Referendo popular permite a ditador que continue disputando eleições gerais pelo voto direto.

Texto de um amigo meu:

A ditadura da democracia

Referendo popular permite a ditador que continue disputando eleições gerais pelo voto direto.


Os veículos de comunicação que insistem em caracterizar como ditador o presidente democraticamente eleito da Venezuela, deveriam ao menos deixar explícita a contraditória interpretação em suas manchetes. Neste último referendo o povo venezuelano (não do governo, mas do povo) decidiu permitir que os mandatários do poder executivo de seu país podem concorrer a reeleição de seus mandatos por mais de uma vez.

Isso diferencia muito o processo venezuelano do brasileiro. No Brasil o presidente, governador ou prefeito só pode se reeleger por uma vez consecutiva e por quantas quiser não consecutivamente. Outra diferença, não muito comentada, está no fato da reeleição em nosso país ter sido estabelecida pela caneta de Fernando Henrique Cardoso sem consulta popular e sem críticas dos meios de comunicação. Vale lembrar também, que na Venezuela o mandato pode ser revogado a qualquer momento com convocação de novas eleições, diferentemente do Brasil.

A grande crítica do pensamento hegemônico à recente decisão do povo venezuelano se apóia na tese de que se feriu de morte o princípio fundante das democracias ditas modernas: a alternância de poder.
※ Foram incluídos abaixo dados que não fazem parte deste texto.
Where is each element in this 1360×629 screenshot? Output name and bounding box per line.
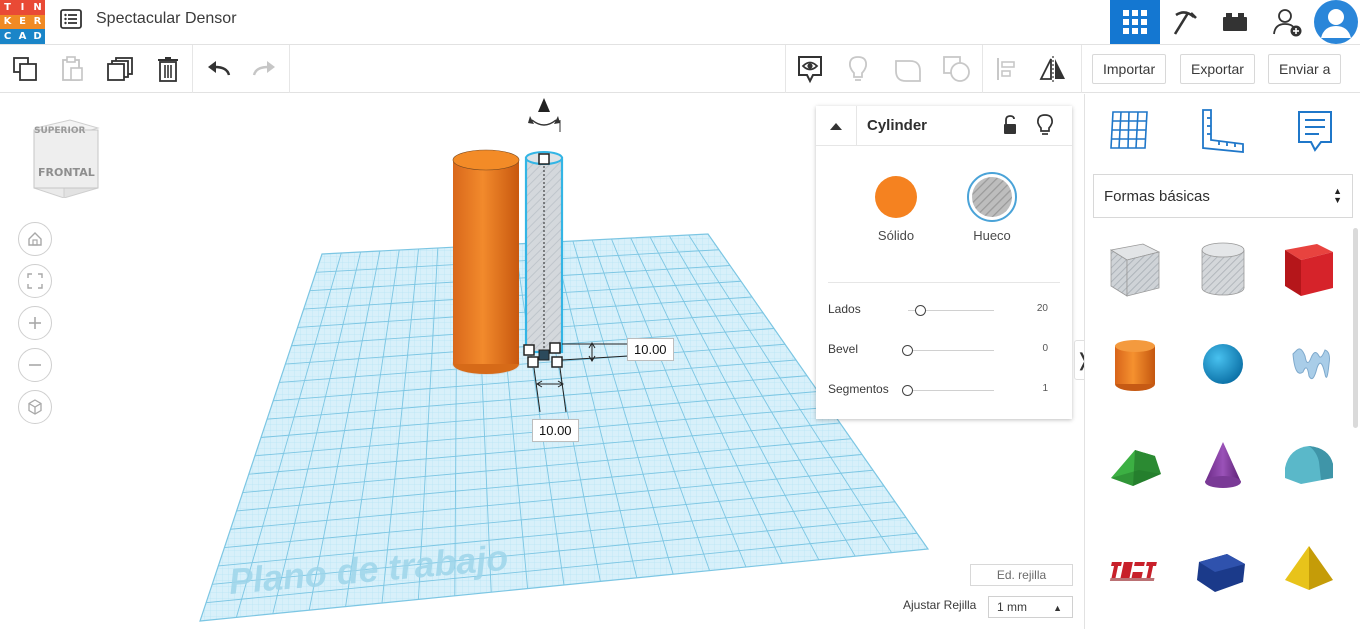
add-user-icon[interactable] bbox=[1262, 0, 1312, 44]
viewcube-top-label[interactable]: SUPERIOR bbox=[34, 126, 85, 136]
roof-icon[interactable] bbox=[1105, 434, 1165, 494]
bricks-icon[interactable] bbox=[1210, 0, 1260, 44]
orange-cylinder[interactable] bbox=[452, 149, 520, 375]
logo-letter: D bbox=[30, 29, 45, 44]
send-to-button[interactable]: Enviar a bbox=[1268, 54, 1342, 84]
perspective-icon[interactable] bbox=[18, 390, 52, 424]
text-icon[interactable] bbox=[1105, 538, 1165, 598]
avatar-icon[interactable] bbox=[1312, 0, 1360, 44]
polygon-icon[interactable] bbox=[1193, 538, 1253, 598]
unlock-icon[interactable] bbox=[1002, 115, 1018, 140]
solid-color-swatch[interactable] bbox=[875, 176, 917, 218]
view-cube[interactable]: SUPERIOR FRONTAL bbox=[30, 116, 102, 199]
caret-up-icon: ▲ bbox=[1053, 603, 1062, 613]
copy-icon[interactable] bbox=[10, 54, 40, 84]
cone-icon[interactable] bbox=[1193, 434, 1253, 494]
light-bulb-icon[interactable] bbox=[1036, 114, 1054, 141]
scribble-icon[interactable] bbox=[1279, 334, 1339, 394]
delete-icon[interactable] bbox=[153, 54, 183, 84]
depth-dimension-field[interactable]: 10.00 bbox=[532, 419, 579, 442]
sides-label: Lados bbox=[828, 302, 861, 316]
solid-label: Sólido bbox=[877, 228, 915, 243]
hole-mode-button[interactable]: Hueco bbox=[962, 172, 1022, 243]
segments-label: Segmentos bbox=[828, 382, 889, 396]
logo-letter: T bbox=[0, 0, 15, 15]
logo-letter: I bbox=[15, 0, 30, 15]
round-roof-icon[interactable] bbox=[1279, 434, 1339, 494]
workplane-icon[interactable] bbox=[1107, 108, 1153, 154]
pyramid-icon[interactable] bbox=[1279, 538, 1339, 598]
bevel-property: Bevel 0 bbox=[828, 340, 1060, 360]
segments-slider-track[interactable] bbox=[908, 390, 994, 391]
bevel-slider-knob[interactable] bbox=[902, 345, 913, 356]
light-bulb-icon[interactable] bbox=[843, 54, 873, 84]
fit-icon[interactable] bbox=[18, 264, 52, 298]
snap-grid-value: 1 mm bbox=[997, 600, 1027, 614]
select-arrows-icon: ▲ ▼ bbox=[1333, 186, 1342, 205]
paste-icon[interactable] bbox=[57, 54, 87, 84]
pickaxe-icon[interactable] bbox=[1160, 0, 1210, 44]
edit-grid-button[interactable]: Ed. rejilla bbox=[970, 564, 1073, 586]
collapse-inspector-icon[interactable] bbox=[816, 106, 857, 146]
hole-swatch[interactable] bbox=[967, 172, 1017, 222]
snap-grid-label: Ajustar Rejilla bbox=[903, 598, 977, 612]
shapes-panel: Formas básicas ▲ ▼ bbox=[1084, 94, 1360, 629]
top-bar: TINKERCAD Spectacular Densor bbox=[0, 0, 1360, 45]
redo-icon[interactable] bbox=[250, 54, 280, 84]
cylinder-icon[interactable] bbox=[1105, 334, 1165, 394]
duplicate-icon[interactable] bbox=[105, 54, 135, 84]
align-icon[interactable] bbox=[992, 54, 1022, 84]
bevel-value[interactable]: 0 bbox=[1042, 343, 1048, 354]
notes-icon[interactable] bbox=[1291, 108, 1337, 154]
logo-letter: C bbox=[0, 29, 15, 44]
sides-value[interactable]: 20 bbox=[1037, 303, 1048, 314]
zoom-out-icon[interactable] bbox=[18, 348, 52, 382]
width-dimension-field[interactable]: 10.00 bbox=[627, 338, 674, 361]
shape-category-value: Formas básicas bbox=[1104, 187, 1210, 205]
logo-letter: A bbox=[15, 29, 30, 44]
list-icon[interactable] bbox=[60, 9, 82, 29]
logo-letter: N bbox=[30, 0, 45, 15]
segments-property: Segmentos 1 bbox=[828, 380, 1060, 400]
inspector-title[interactable]: Cylinder bbox=[867, 117, 927, 134]
sides-property: Lados 20 bbox=[828, 300, 1060, 320]
logo-letter: E bbox=[15, 14, 30, 30]
segments-slider-knob[interactable] bbox=[902, 385, 913, 396]
undo-icon[interactable] bbox=[203, 54, 233, 84]
tinkercad-logo[interactable]: TINKERCAD bbox=[0, 0, 45, 44]
segments-value[interactable]: 1 bbox=[1042, 383, 1048, 394]
box-hole-icon[interactable] bbox=[1105, 238, 1165, 298]
design-title[interactable]: Spectacular Densor bbox=[96, 10, 237, 28]
bevel-slider-track[interactable] bbox=[908, 350, 994, 351]
solid-mode-button[interactable]: Sólido bbox=[866, 172, 926, 243]
viewcube-front-label[interactable]: FRONTAL bbox=[38, 166, 95, 179]
show-all-icon[interactable] bbox=[795, 54, 825, 84]
hole-label: Hueco bbox=[973, 228, 1011, 243]
export-button[interactable]: Exportar bbox=[1180, 54, 1255, 84]
home-icon[interactable] bbox=[18, 222, 52, 256]
ruler-icon[interactable] bbox=[1199, 108, 1245, 154]
logo-letter: K bbox=[0, 14, 15, 30]
mirror-icon[interactable] bbox=[1038, 54, 1068, 84]
import-button[interactable]: Importar bbox=[1092, 54, 1167, 84]
grid-view-icon[interactable] bbox=[1110, 0, 1160, 44]
snap-grid-select[interactable]: 1 mm ▲ bbox=[988, 596, 1073, 618]
ungroup-icon[interactable] bbox=[942, 54, 972, 84]
shape-inspector: Cylinder Sólido Hueco Lados 20 Bevel 0 S… bbox=[816, 106, 1072, 419]
bevel-label: Bevel bbox=[828, 342, 859, 356]
shape-category-select[interactable]: Formas básicas ▲ ▼ bbox=[1093, 174, 1353, 218]
scrollbar[interactable] bbox=[1353, 228, 1358, 428]
toolbar: Importar Exportar Enviar a bbox=[0, 45, 1360, 93]
hole-cylinder[interactable] bbox=[523, 151, 564, 368]
sides-slider-knob[interactable] bbox=[915, 305, 926, 316]
cylinder-hole-icon[interactable] bbox=[1193, 238, 1253, 298]
sphere-icon[interactable] bbox=[1193, 334, 1253, 394]
move-handle-icon[interactable] bbox=[528, 98, 561, 132]
inspector-header: Cylinder bbox=[816, 106, 1072, 146]
logo-letter: R bbox=[30, 14, 45, 30]
group-icon[interactable] bbox=[893, 54, 923, 84]
zoom-in-icon[interactable] bbox=[18, 306, 52, 340]
box-icon[interactable] bbox=[1279, 238, 1339, 298]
Essa questão, se tratada de forma menos ideológica pelas sucursais do pensamento único, poderia produzir um rico e importante debate para a construção de processos verdadeiramente democráticos. É necessário que se consiga criar uma democracia que esteja alicerçada no princípio que deve reger qualquer regime que se queira chamar democrático: a vontade da maioria.
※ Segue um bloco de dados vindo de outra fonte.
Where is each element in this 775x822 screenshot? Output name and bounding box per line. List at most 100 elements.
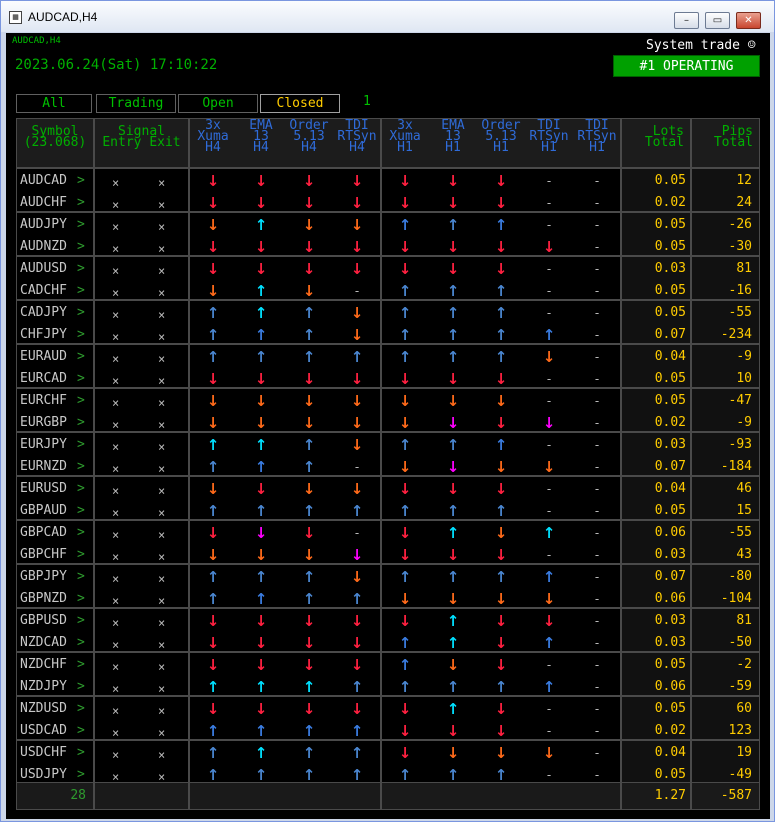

As minorias acostumadas a governar na América Latina se indignam com a possibilidade do povo escolher o seu caminho e se revoltam pelo fato da decisão da maioria não mais colocar o poder nas mãos da minoria econômica. Diferente de grande parte das democracias estritamente representativas, em 15 processos de consulta direta o povo venezuelano definiu governos e tomou decisões constitucionais. Pela participação efetiva da população nos rumos políticos de um país onde o voto não é obrigatório, governos de diferentes partidos foram eleitos, emendas constitucionais foram aprovadas e outras reprovadas.

Outra grande diferença proporcionada por este tipo de democracia direta foi a alternância de poder, quer as minorias concordem ou não. Pela primeira vez na história desse país latino americano o poder mudou de mãos. Não é incomum nas democracias hegemonizadas pela classe dominante de plantão a alternância de governos e a manutenção do poder nos mesmos grupos políticos.

O referendo venezuelano nos obriga a refletir sobre a diferença entre a alternância de governante, de governo e de poder. O próprio argumento da alternância de poder reivindicado na crítica ao processo venezuelano não é apresentado em situações onde o poder segue nas mãos da classe dominante. No México o Partido Revolucionário Institucional (PRI) governou por 70 anos seguidos com diferentes presidentes, no Estado de São Paulo o Partido da Social Democracia Brasileira (PSDB) governa há décadas consecutivas com o mesmo projeto neoliberal privatizante e na Suécia Tage Erlander seguiu 23 anos ininterruptos no comando. Para poder governar o Brasil todos os presidentes, desde que teve fim os intermináveis 21 anos de ditadura militar, mantiveram os acordos necessários com o mesmo poder hegemônico. Destaque especial para o Partido do Movimento Democrático Brasileiro (PMDB) que esteve em todos os governos através deste mesmo tipo de acordo.

Historicamente sempre que o jogo democrático deixou de favorecer as minorias na América Latina este foi violentamente interrompido pelas mesmas. Foi assim no Chile de Allende, foi assim na Venezuela de Chávez e tem se tentado o mesmo na Bolívia de Morales. Felizmente as democracias parecem estar se fortalecendo e a estratégia burguesa de golpe de Estado que foi vitoriosa no Chile, não teve a mesma eficiência contra o presidente venezuelano Hugo Chávez.

Alternância de poder, do governo ou de presidente? Do que estamos falando? Se a máxima que regeu a América Latina durante o neoliberalismo foi: "Para que tudo continue como está algumas coisas precisam mudar", hoje talvez precisemos dizer que para algumas coisas mudarem é necessário que alguns continuem onde estão.